L'ÉCLAIRAGE DU SALON DE L'AUTOMOBILE
Illumination intérieure du 8e Salon de l'automobile au
Grand Palais des Champs-Elysées.
On s'était fort extasié l'année dernière sur l'éclairage du Salon de l'automobile, mais le chiffre de 20.000 lampes formant la vasque centrale du plafond était peut-être encore plus impressionnant que l'effet produit. Cette boule étincelante paraissait un peu isolée au milieu de l'immense carcasse vitrée dont les grands cintres seuls étaient dessinés par un sillon lumineux; la surface éclairée présentait des trous qui en rompaient désagréablement l'unité. Un nouvel effort a été tenté cette année, et les résultats obtenus semblent rendre bien difficile tout progrès ultérieur. Le plafond est parsemé d'étoiles, et des festons très simples courant sur les cintres atténuent par la grâce de leurs courbes successives les profils un peu durs de cette architecture spéciale; tout cela dans une mesure et des proportions si heureuses que le regard embrasse d'un seul coup cette constellation pour en admirer le parfait équilibre. Peu de visiteurs, sans doute, sont capables de supputer, même approximativement, l'importance du travail et de la dépense que représente une telle illumination. Quelques chiffres vont nous fixer à cet égard:
La force motrice s'élève à 5.000 chevaux, dont 250 seulement fournis par les sept dynamos installées à demeure dans les sous-sols du Grand Palais et qui assurent l'éclairage du Concours Hippique et des expositions ordinaires. Le supplément de force est emprunté au secteur des Champs-Elysées, à l'usine des Moulineaux et à la Compagnie du Métropolitain. Cette dernière fournit le plus fort contingent: 1.800 chevaux à la tension de 5.000 volts. Les divers courants sont répartis sous la direction unique de la maison Lacarrière. Cette force de 5.000 chevaux, supérieure de 1.500 chevaux à celle utilisée antérieurement, est presque égale à la puissance dont disposent certains secteurs parisiens (6.000 à 10.000 chevaux). Elle suffirait à l'éclairage public et domestique d'une ville de 100.000 habitants, et elle permettrait de faire circuler simultanément, entre la gare des Invalides et Versailles, dix à douze trains de 150 tonnes.

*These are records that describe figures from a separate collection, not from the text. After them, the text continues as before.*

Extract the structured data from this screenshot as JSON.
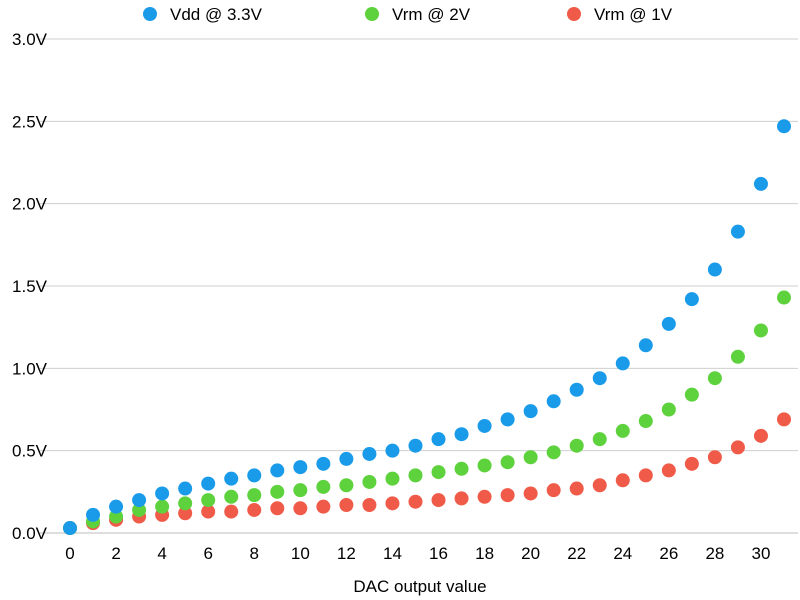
{
  "chart_data": {
    "type": "scatter",
    "title": "",
    "xlabel": "DAC output value",
    "ylabel": "",
    "xlim": [
      0,
      31
    ],
    "ylim": [
      0,
      3.0
    ],
    "x_ticks": [
      0,
      2,
      4,
      6,
      8,
      10,
      12,
      14,
      16,
      18,
      20,
      22,
      24,
      26,
      28,
      30
    ],
    "y_ticks": [
      {
        "value": 0.0,
        "label": "0.0V"
      },
      {
        "value": 0.5,
        "label": "0.5V"
      },
      {
        "value": 1.0,
        "label": "1.0V"
      },
      {
        "value": 1.5,
        "label": "1.5V"
      },
      {
        "value": 2.0,
        "label": "2.0V"
      },
      {
        "value": 2.5,
        "label": "2.5V"
      },
      {
        "value": 3.0,
        "label": "3.0V"
      }
    ],
    "grid": true,
    "legend_position": "top",
    "x": [
      0,
      1,
      2,
      3,
      4,
      5,
      6,
      7,
      8,
      9,
      10,
      11,
      12,
      13,
      14,
      15,
      16,
      17,
      18,
      19,
      20,
      21,
      22,
      23,
      24,
      25,
      26,
      27,
      28,
      29,
      30,
      31
    ],
    "series": [
      {
        "name": "Vdd @ 3.3V",
        "color": "#1a9bea",
        "values": [
          0.03,
          0.11,
          0.16,
          0.2,
          0.24,
          0.27,
          0.3,
          0.33,
          0.35,
          0.38,
          0.4,
          0.42,
          0.45,
          0.48,
          0.5,
          0.53,
          0.57,
          0.6,
          0.65,
          0.69,
          0.74,
          0.8,
          0.87,
          0.94,
          1.03,
          1.14,
          1.27,
          1.42,
          1.6,
          1.83,
          2.12,
          2.47
        ]
      },
      {
        "name": "Vrm @ 2V",
        "color": "#5dd23c",
        "values": [
          0.03,
          0.07,
          0.1,
          0.14,
          0.16,
          0.18,
          0.2,
          0.22,
          0.23,
          0.25,
          0.26,
          0.28,
          0.29,
          0.31,
          0.33,
          0.35,
          0.37,
          0.39,
          0.41,
          0.43,
          0.46,
          0.49,
          0.53,
          0.57,
          0.62,
          0.68,
          0.75,
          0.84,
          0.94,
          1.07,
          1.23,
          1.43
        ]
      },
      {
        "name": "Vrm @ 1V",
        "color": "#f05a48",
        "values": [
          0.03,
          0.06,
          0.08,
          0.1,
          0.11,
          0.12,
          0.13,
          0.13,
          0.14,
          0.15,
          0.15,
          0.16,
          0.17,
          0.17,
          0.18,
          0.19,
          0.2,
          0.21,
          0.22,
          0.23,
          0.24,
          0.26,
          0.27,
          0.29,
          0.32,
          0.35,
          0.38,
          0.42,
          0.46,
          0.52,
          0.59,
          0.69
        ]
      }
    ]
  }
}
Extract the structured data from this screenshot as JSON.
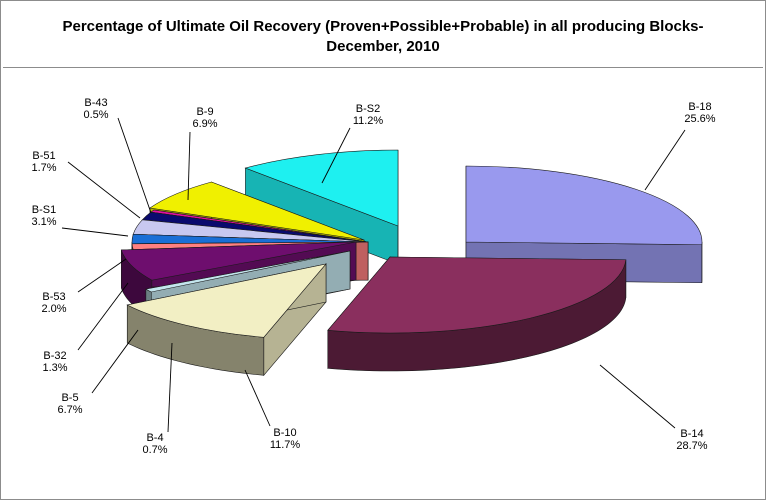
{
  "chart_data": {
    "type": "pie",
    "title_line1": "Percentage of  Ultimate Oil Recovery (Proven+Possible+Probable) in all producing Blocks-",
    "title_line2": "December, 2010",
    "slices": [
      {
        "name": "B-18",
        "value": 25.6,
        "label": "25.6%",
        "color": "#9999ee"
      },
      {
        "name": "B-14",
        "value": 28.7,
        "label": "28.7%",
        "color": "#8a2f5e"
      },
      {
        "name": "B-10",
        "value": 11.7,
        "label": "11.7%",
        "color": "#f2efc4"
      },
      {
        "name": "B-4",
        "value": 0.7,
        "label": "0.7%",
        "color": "#c4e6ee"
      },
      {
        "name": "B-5",
        "value": 6.7,
        "label": "6.7%",
        "color": "#6e0e6e"
      },
      {
        "name": "B-32",
        "value": 1.3,
        "label": "1.3%",
        "color": "#ff8080"
      },
      {
        "name": "B-53",
        "value": 2.0,
        "label": "2.0%",
        "color": "#1a6fd6"
      },
      {
        "name": "B-S1",
        "value": 3.1,
        "label": "3.1%",
        "color": "#c8c8f0"
      },
      {
        "name": "B-51",
        "value": 1.7,
        "label": "1.7%",
        "color": "#0a0a6e"
      },
      {
        "name": "B-43",
        "value": 0.5,
        "label": "0.5%",
        "color": "#e010a0"
      },
      {
        "name": "B-9",
        "value": 6.9,
        "label": "6.9%",
        "color": "#f0f000"
      },
      {
        "name": "B-S2",
        "value": 11.2,
        "label": "11.2%",
        "color": "#1ef0f0"
      }
    ]
  }
}
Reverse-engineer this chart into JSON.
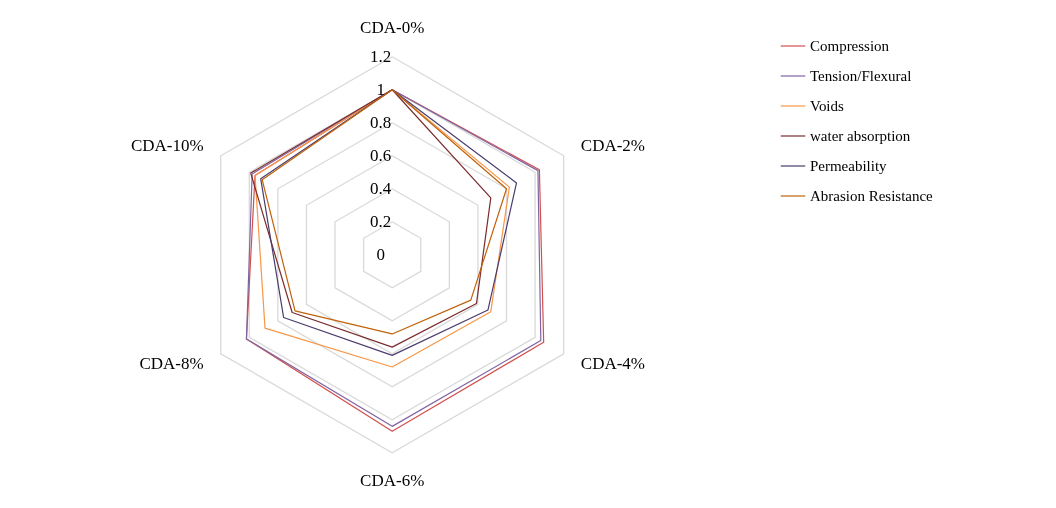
{
  "chart_data": {
    "type": "radar",
    "categories": [
      "CDA-0%",
      "CDA-2%",
      "CDA-4%",
      "CDA-6%",
      "CDA-8%",
      "CDA-10%"
    ],
    "ylim": [
      0,
      1.2
    ],
    "yticks": [
      {
        "value": 0,
        "label": "0"
      },
      0.2,
      0.4,
      0.6,
      0.8,
      1,
      1.2
    ],
    "grid": true,
    "legend": "right",
    "series": [
      {
        "name": "Compression",
        "color": "#d0504d",
        "values": [
          1,
          1.03,
          1.06,
          1.07,
          1.02,
          0.96
        ]
      },
      {
        "name": "Tension/Flexural",
        "color": "#8064a2",
        "values": [
          1,
          1.02,
          1.04,
          1.04,
          1.02,
          0.98
        ]
      },
      {
        "name": "Voids",
        "color": "#f79646",
        "values": [
          1,
          0.82,
          0.69,
          0.68,
          0.89,
          0.96
        ]
      },
      {
        "name": "water absorption",
        "color": "#7b2c2c",
        "values": [
          1,
          0.69,
          0.59,
          0.56,
          0.7,
          0.99
        ]
      },
      {
        "name": "Permeability",
        "color": "#4b3c6e",
        "values": [
          1,
          0.87,
          0.67,
          0.61,
          0.76,
          0.92
        ]
      },
      {
        "name": "Abrasion Resistance",
        "color": "#c0620a",
        "values": [
          1,
          0.8,
          0.55,
          0.48,
          0.68,
          0.91
        ]
      }
    ]
  }
}
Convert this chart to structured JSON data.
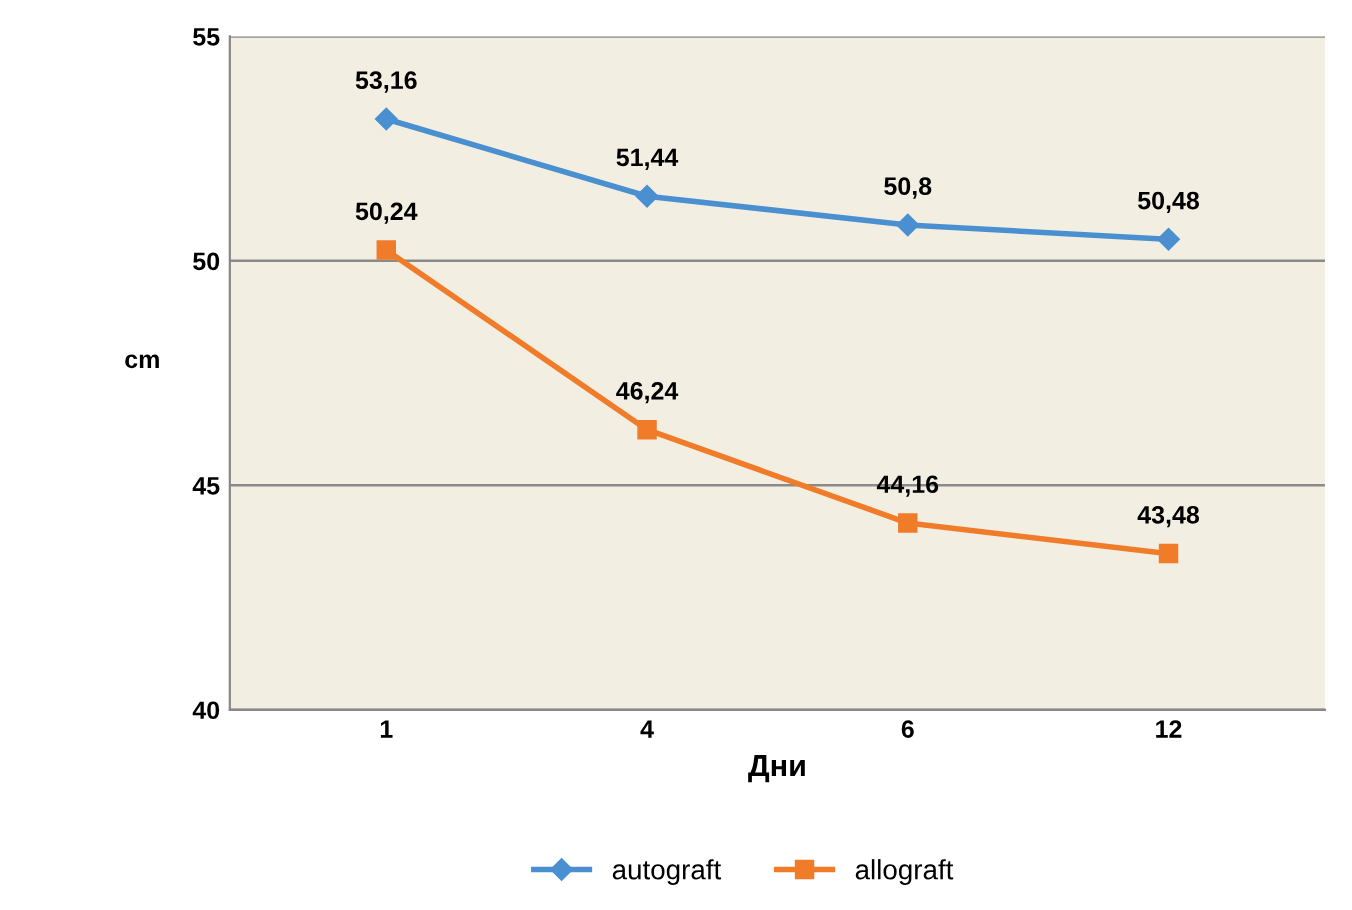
{
  "chart_data": {
    "type": "line",
    "xlabel": "Дни",
    "ylabel": "cm",
    "categories": [
      "1",
      "4",
      "6",
      "12"
    ],
    "series": [
      {
        "name": "autograft",
        "color": "#4a90d0",
        "marker": "diamond",
        "values": [
          53.16,
          51.44,
          50.8,
          50.48
        ],
        "value_labels": [
          "53,16",
          "51,44",
          "50,8",
          "50,48"
        ]
      },
      {
        "name": "allograft",
        "color": "#f07c2a",
        "marker": "square",
        "values": [
          50.24,
          46.24,
          44.16,
          43.48
        ],
        "value_labels": [
          "50,24",
          "46,24",
          "44,16",
          "43,48"
        ]
      }
    ],
    "ylim": [
      40,
      55
    ],
    "yticks": [
      40,
      45,
      50,
      55
    ],
    "grid": "y",
    "legend": "bottom",
    "line_style": "solid"
  }
}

Les stands des exposants utilisent, à eux seuls, environ 90.000 lampes à incandescence, presque toutes de 5 à 7 bougies.
L'éclairage «administratif» en comprend 75.000: 50.000 au plafond (en 1904: 30.000); 10.000 pour le grand escalier de fer, la coupole de l'avenue d'Antin et diverses dépendances; 15.000 pour l'extérieur. Il y a lieu d'ajouter: 130 lampes à arc intensives; 60 lampes tabulaires à vapeur de mercure; 2.000 becs de gaz de 200 bougies.
C'est la première fois qu'on emploie sur une aussi vaste échelle la lampe à mercure. Sa lumière, totalement privée de rayons rouges, est d'aspect blafard, cadavérique, comme on peut s'en rendre compte dans quelques magasins parisiens qui l'ont adoptée. Mais, grâce à la hauteur où les lampes se trouvent ici placées, à la correction apportée par les rayons d'autres foyers et, aussi, aux tons un peu crus des fresques qui décorent l'extérieur du palais, elles emplissent le péristyle d'une sorte d'atmosphère lunaire d'un effet pittoresque.
La consommation horaire totale représente une dépense approximative de 3.600 francs en électricité et 250 francs en gaz, soit, pour une moyenne quotidienne de quatre heures d'éclairage, 15.400 francs, et pour les quinze jours d'exposition: deux cent trente et un mille francs (231.000).
L'éclairage des serres exige une autre force de 800 chevaux et coûte 800 francs par heure. Nous arrivons donc comme total général à une force d'environ 5.800 chevaux et à une consommation de 279.000 francs pour la durée de l'exposition.
Le Grand Palais n'ayant été livré aux électriciens que le 20 novembre, dix-sept jours ont suffi pour une installation qui a occupé un personnel de 150 personnes et qui a nécessité la pose de plus de 15 kilomètres de câble, non compris la longueur des bandes souples où sont piquées les lampes.
La valeur de cette installation, en location, peut être évaluée à 400.000 francs. C'est la première fois que l'on voit en France, et probablement en Europe, une telle masse de lumière inondant un espace relativement si restreint.